Thursday, December 18, 2008

Sinatra, my new favorite prototype playground

About a week ago I was trying to get something ready for the first annual Evri Hack-a-thon, a concentrated 2 day affair where we focused on putting together cool apps with the new Evri API. The event was a blast, I for one rediscovered how fun writing code for code's sake really is.

I was implementing a 'music browser' mostly in javascript, and needed a proxy server to make calls out to those services that didn't have JSONP support.

slight digression here. JSONP is the coolest thing since sliced bread. I say that as someone who loves bread, even more so when it is sliced. The ability to retrieve data w/o a backend is so powerful I _almost_ understand why it's been seen as a Terrible, Horrible, No Good Hack. But not really, because it makes life as a developer so much easier.

I wanted to spend most of my time in the JavaScript, not futzing with the backend server. Because I've been mostly coding in Ruby for the last year, that ruled out rolling up a quick Java Servlet -- I didn't want to spend any time installing Tomcat/Jetty and associated jars, and having to remember how that world worked. I also didn't want to write a Rails app -- seemed ridiculous when I didn't have a data model.

I looked around at a couple of lightweight Ruby Frameworks, like Camping and Merb. Camping would have required me to down version to 1.8.5, and Merb overwhelmed me with the volume of configuration choices. In other words,my ideal proxy server had to be stone cold simple because I simply didn't have the time for anything else.
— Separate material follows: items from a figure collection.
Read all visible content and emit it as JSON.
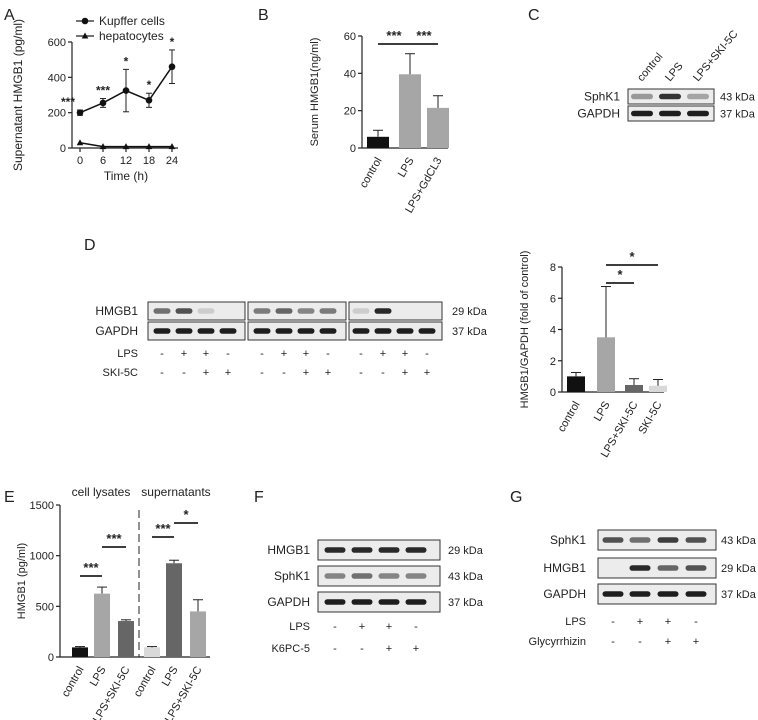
{
  "panels": {
    "a": {
      "letter": "A"
    },
    "b": {
      "letter": "B"
    },
    "c": {
      "letter": "C"
    },
    "d": {
      "letter": "D"
    },
    "e": {
      "letter": "E"
    },
    "f": {
      "letter": "F"
    },
    "g": {
      "letter": "G"
    }
  },
  "chart_data": [
    {
      "id": "A",
      "type": "line",
      "xlabel": "Time (h)",
      "ylabel": "Supernatant HMGB1 (pg/ml)",
      "x": [
        0,
        6,
        12,
        18,
        24
      ],
      "xticks": [
        "0",
        "6",
        "12",
        "18",
        "24"
      ],
      "ylim": [
        0,
        600
      ],
      "yticks": [
        0,
        200,
        400,
        600
      ],
      "legend_position": "top-left",
      "series": [
        {
          "name": "Kupffer cells",
          "marker": "circle",
          "values": [
            200,
            255,
            325,
            270,
            460
          ],
          "errors": [
            15,
            25,
            120,
            40,
            95
          ],
          "significance": [
            "***",
            "***",
            "*",
            "*",
            "*"
          ]
        },
        {
          "name": "hepatocytes",
          "marker": "triangle",
          "values": [
            30,
            8,
            8,
            8,
            8
          ],
          "errors": [
            0,
            0,
            0,
            0,
            0
          ],
          "significance": [
            "",
            "",
            "",
            "",
            ""
          ]
        }
      ]
    },
    {
      "id": "B",
      "type": "bar",
      "categories": [
        "control",
        "LPS",
        "LPS+GdCL3"
      ],
      "values": [
        6,
        39.5,
        21.5
      ],
      "errors": [
        3.5,
        11,
        6.5
      ],
      "colors": [
        "#111111",
        "#a6a6a6",
        "#a6a6a6"
      ],
      "ylabel": "Serum HMGB1(ng/ml)",
      "ylim": [
        0,
        60
      ],
      "yticks": [
        0,
        20,
        40,
        60
      ],
      "brackets": [
        {
          "from": 0,
          "to": 1,
          "label": "***"
        },
        {
          "from": 1,
          "to": 2,
          "label": "***"
        }
      ]
    },
    {
      "id": "D-quant",
      "type": "bar",
      "categories": [
        "control",
        "LPS",
        "LPS+SKI-5C",
        "SKI-5C"
      ],
      "values": [
        1.0,
        3.5,
        0.45,
        0.4
      ],
      "errors": [
        0.25,
        3.25,
        0.4,
        0.4
      ],
      "colors": [
        "#111111",
        "#a6a6a6",
        "#666666",
        "#d9d9d9"
      ],
      "ylabel": "HMGB1/GAPDH (fold of control)",
      "ylim": [
        0,
        8
      ],
      "yticks": [
        0,
        2,
        4,
        6,
        8
      ],
      "brackets": [
        {
          "from": 1,
          "to": 2,
          "label": "*"
        },
        {
          "from": 1,
          "to": 3,
          "label": "*"
        }
      ]
    },
    {
      "id": "E",
      "type": "bar",
      "categories": [
        "control",
        "LPS",
        "LPS+SKI-5C",
        "control",
        "LPS",
        "LPS+SKI-5C"
      ],
      "values": [
        95,
        625,
        355,
        95,
        925,
        450
      ],
      "errors": [
        8,
        65,
        12,
        8,
        30,
        115
      ],
      "colors": [
        "#111111",
        "#a6a6a6",
        "#666666",
        "#d9d9d9",
        "#666666",
        "#a6a6a6"
      ],
      "group_labels": [
        "cell lysates",
        "supernatants"
      ],
      "ylabel": "HMGB1 (pg/ml)",
      "ylim": [
        0,
        1500
      ],
      "yticks": [
        0,
        500,
        1000,
        1500
      ],
      "brackets": [
        {
          "from": 0,
          "to": 1,
          "label": "***"
        },
        {
          "from": 1,
          "to": 2,
          "label": "***"
        },
        {
          "from": 3,
          "to": 4,
          "label": "***"
        },
        {
          "from": 4,
          "to": 5,
          "label": "*"
        }
      ]
    }
  ],
  "blots": {
    "c": {
      "lanes": [
        "control",
        "LPS",
        "LPS+SKI-5C"
      ],
      "rows": [
        {
          "label": "SphK1",
          "size": "43 kDa",
          "intensity": [
            0.35,
            0.85,
            0.3
          ]
        },
        {
          "label": "GAPDH",
          "size": "37 kDa",
          "intensity": [
            0.95,
            0.95,
            0.95
          ]
        }
      ]
    },
    "d": {
      "rows": [
        {
          "label": "HMGB1",
          "size": "29 kDa",
          "intensity": [
            0.55,
            0.7,
            0.1,
            0.05,
            0.5,
            0.6,
            0.45,
            0.5,
            0.1,
            0.9,
            0.05,
            0.05
          ]
        },
        {
          "label": "GAPDH",
          "size": "37 kDa",
          "intensity": [
            0.95,
            0.95,
            0.95,
            0.95,
            0.95,
            0.95,
            0.95,
            0.95,
            0.95,
            0.95,
            0.95,
            0.95
          ]
        }
      ],
      "treatments": [
        {
          "label": "LPS",
          "signs": [
            "-",
            "+",
            "+",
            "-",
            "-",
            "+",
            "+",
            "-",
            "-",
            "+",
            "+",
            "-"
          ]
        },
        {
          "label": "SKI-5C",
          "signs": [
            "-",
            "-",
            "+",
            "+",
            "-",
            "-",
            "+",
            "+",
            "-",
            "-",
            "+",
            "+"
          ]
        }
      ]
    },
    "f": {
      "rows": [
        {
          "label": "HMGB1",
          "size": "29 kDa",
          "intensity": [
            0.9,
            0.9,
            0.9,
            0.9
          ]
        },
        {
          "label": "SphK1",
          "size": "43 kDa",
          "intensity": [
            0.45,
            0.55,
            0.45,
            0.45
          ]
        },
        {
          "label": "GAPDH",
          "size": "37 kDa",
          "intensity": [
            0.95,
            0.95,
            0.95,
            0.95
          ]
        }
      ],
      "treatments": [
        {
          "label": "LPS",
          "signs": [
            "-",
            "+",
            "+",
            "-"
          ]
        },
        {
          "label": "K6PC-5",
          "signs": [
            "-",
            "-",
            "+",
            "+"
          ]
        }
      ]
    },
    "g": {
      "rows": [
        {
          "label": "SphK1",
          "size": "43 kDa",
          "intensity": [
            0.7,
            0.55,
            0.8,
            0.7
          ]
        },
        {
          "label": "HMGB1",
          "size": "29 kDa",
          "intensity": [
            0.05,
            0.9,
            0.6,
            0.7
          ]
        },
        {
          "label": "GAPDH",
          "size": "37 kDa",
          "intensity": [
            0.95,
            0.95,
            0.95,
            0.95
          ]
        }
      ],
      "treatments": [
        {
          "label": "LPS",
          "signs": [
            "-",
            "+",
            "+",
            "-"
          ]
        },
        {
          "label": "Glycyrrhizin",
          "signs": [
            "-",
            "-",
            "+",
            "+"
          ]
        }
      ]
    }
  }
}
Enter Sinatra. Elegant, concise, and witty, just like it's namesake. Here is how you configure a path to /json/getjswidgets in Sinatra:

get "/json/getjswidgets" do
cb = params[:callback]
href = params[:href]
...
end

A couple of things to note in the example above:
(1) params are retrieved with the params hash, just like in Rails. So this method was actually called as:

/json.getjswidgets?callback={temp callback name}&href={some value}

(2) all paths are handled with the same 'get...do...end' syntax. It's that simple.

Another example:

get "/json/artists/:name/album" do
cb = params[:callback]
name = params[:name]
....
end


Note that the name parameter is embedded in the path, just like you do in the standard routes.rb file in rails.

Once you get past the path routing (which takes about as long as it does to read this sentence), Sinatra continues to be blissfully easy by allowing you to render the view via erb, builder, haml, and sass. You can render the view inline, or modularize it by putting the files in a view directory.

Helper methods are defined in a helpers block:

helpers do
def helper_method
...
end

...
end

Static assets are kept in a public directory -- again, Sinatra takes a "if it ain't broke..." approach that really minimizes the learning curve. Normally, I loathe the whole "But Ours Go To Eleven!" mindset that I see in frameworks because it means that I have to once again learn another unique set of concepts to get anything done. Sinatra does the exact opposite in leveraging a well known, well used, well understood set of conventions/concepts from Rails while stripping the concept of a framework down to that which is as simple as possible, but not simpler. Sinatra, you're my new BFF!